Other forms of experimentation seemed pretty harmless. “I got spanked today,” a friend announced to us when he returned to camp one afternoon. “I figured I should see if I liked it. I mean, maybe I like to get peed on, too, but I’ve just never known that because I’ve never tried it.”

“I doubt it,” said one of the girls. “I think whatever you masturbate to, that’s what you want. But whatever. Did the spanking do it for you?”

“Not really. It kind of hurt. It still kind of hurts.”

This couple is on an electrode, which shocks them when their lips make contact

For better or worse, I never strayed too far outside my comfort zone. One of my campmates urged me to give public nudity a try—on when-in-Rome grounds. He said he’d taken a leisurely, naked bike ride around the perimeter of the city and quite enjoyed himself.
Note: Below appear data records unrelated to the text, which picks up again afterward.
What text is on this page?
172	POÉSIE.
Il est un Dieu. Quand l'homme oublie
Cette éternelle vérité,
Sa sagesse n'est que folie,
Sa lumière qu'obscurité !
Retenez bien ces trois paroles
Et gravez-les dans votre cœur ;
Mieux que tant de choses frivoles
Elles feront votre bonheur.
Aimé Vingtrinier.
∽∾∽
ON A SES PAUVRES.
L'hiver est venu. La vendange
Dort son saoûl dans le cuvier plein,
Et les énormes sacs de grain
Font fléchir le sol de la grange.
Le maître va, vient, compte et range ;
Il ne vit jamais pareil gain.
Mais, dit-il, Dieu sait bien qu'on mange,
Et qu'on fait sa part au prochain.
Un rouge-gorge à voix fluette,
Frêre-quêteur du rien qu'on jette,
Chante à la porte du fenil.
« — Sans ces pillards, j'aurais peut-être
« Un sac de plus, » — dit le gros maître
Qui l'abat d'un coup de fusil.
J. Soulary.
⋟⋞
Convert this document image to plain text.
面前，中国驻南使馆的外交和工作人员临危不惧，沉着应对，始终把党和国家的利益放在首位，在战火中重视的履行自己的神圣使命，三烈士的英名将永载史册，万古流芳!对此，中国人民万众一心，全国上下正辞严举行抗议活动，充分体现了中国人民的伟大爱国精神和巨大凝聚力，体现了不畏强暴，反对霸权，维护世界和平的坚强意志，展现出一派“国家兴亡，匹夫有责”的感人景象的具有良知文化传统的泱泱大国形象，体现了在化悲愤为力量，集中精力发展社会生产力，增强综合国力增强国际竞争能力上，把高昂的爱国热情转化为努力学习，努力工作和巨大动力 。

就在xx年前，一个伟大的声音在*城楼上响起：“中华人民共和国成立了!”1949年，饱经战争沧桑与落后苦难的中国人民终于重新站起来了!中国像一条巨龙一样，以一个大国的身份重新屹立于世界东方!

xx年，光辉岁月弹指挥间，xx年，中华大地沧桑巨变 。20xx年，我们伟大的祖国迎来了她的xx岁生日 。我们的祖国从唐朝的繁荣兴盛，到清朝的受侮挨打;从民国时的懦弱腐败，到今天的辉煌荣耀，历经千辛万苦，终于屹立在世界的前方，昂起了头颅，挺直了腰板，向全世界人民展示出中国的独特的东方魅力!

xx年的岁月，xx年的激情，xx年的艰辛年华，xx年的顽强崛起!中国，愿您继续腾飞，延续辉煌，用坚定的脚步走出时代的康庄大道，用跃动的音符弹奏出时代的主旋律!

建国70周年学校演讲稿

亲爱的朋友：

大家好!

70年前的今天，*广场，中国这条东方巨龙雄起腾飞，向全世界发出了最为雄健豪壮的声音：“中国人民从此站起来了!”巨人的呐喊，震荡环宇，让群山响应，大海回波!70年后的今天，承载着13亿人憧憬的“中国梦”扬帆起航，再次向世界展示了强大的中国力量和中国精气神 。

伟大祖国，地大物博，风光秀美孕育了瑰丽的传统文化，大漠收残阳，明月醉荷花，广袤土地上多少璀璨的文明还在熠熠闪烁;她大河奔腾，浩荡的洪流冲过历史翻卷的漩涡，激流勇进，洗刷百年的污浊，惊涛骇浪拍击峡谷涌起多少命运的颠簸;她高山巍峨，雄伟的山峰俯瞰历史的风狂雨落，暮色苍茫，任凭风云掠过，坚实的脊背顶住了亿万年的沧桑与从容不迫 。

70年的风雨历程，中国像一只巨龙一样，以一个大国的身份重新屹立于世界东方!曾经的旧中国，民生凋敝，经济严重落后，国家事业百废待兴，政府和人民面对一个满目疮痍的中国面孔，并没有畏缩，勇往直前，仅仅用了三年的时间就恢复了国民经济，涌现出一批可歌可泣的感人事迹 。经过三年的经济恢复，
I’ve never personally had the urge to just hang out with my wang out, and that hadn’t changed since I’d gotten to Burning Man. But late one night I biked deep into the desert, turned off my headlamp, and removed some clothes. It may have been solely for the benefit of the Federal Bureau of Land Management rangers who surveil the desert with night-vision goggles. But let it be said: Reader, I shirtcocked. And I sort of liked it.

My favorite of Burning Man’s 10 guiding principles (you can read the complete list here) is the directive commanding “radical inclusion.” In practice, this means that everyone is welcome to take part in every formal event and even every informal shindig. No one gets made fun of—at least not publicly—for the way they look or what they wear or their preferences with regard to sexual congress.

It’s pretty delightful when you see this actually work. For instance, gays and straights partied together all the time. (Absent the directive, I suspect that it’s more likely the gays who would have shunned the straights than vice versa—the gays were way cooler.) When I went with some pals to the Madonna dance party at the suggestively named Pickle Bar, I never once felt the least out of place. This despite the fact that I was wearing a shirt, my pecs were not tanned and oiled, and I had on a pair of shorts with an inseam that extended past my testicles.

The overall warmth of the interactions at Burning Man is off the charts, fostered by an event-wide agreement that everyone endeavor to be kind and accepting. When one amateur musician’s electric backing tracks crashed, and he was left nervously hemming and hawing on stage, a woman in the audience shouted, “We love you!” and ran up to give him a big hug. She was adorably dressed in a pink wig, pink windbreaker, and pink skirt, and as she started swaying around the stage the musician created an impromptu song to accompany her. The crowd clapped along, and laughed and cheered. This turned out to be my favorite live performance of the week. It wasn’t because of the music or the dancing. It was because of the lovely moment of humanity we were all a part of.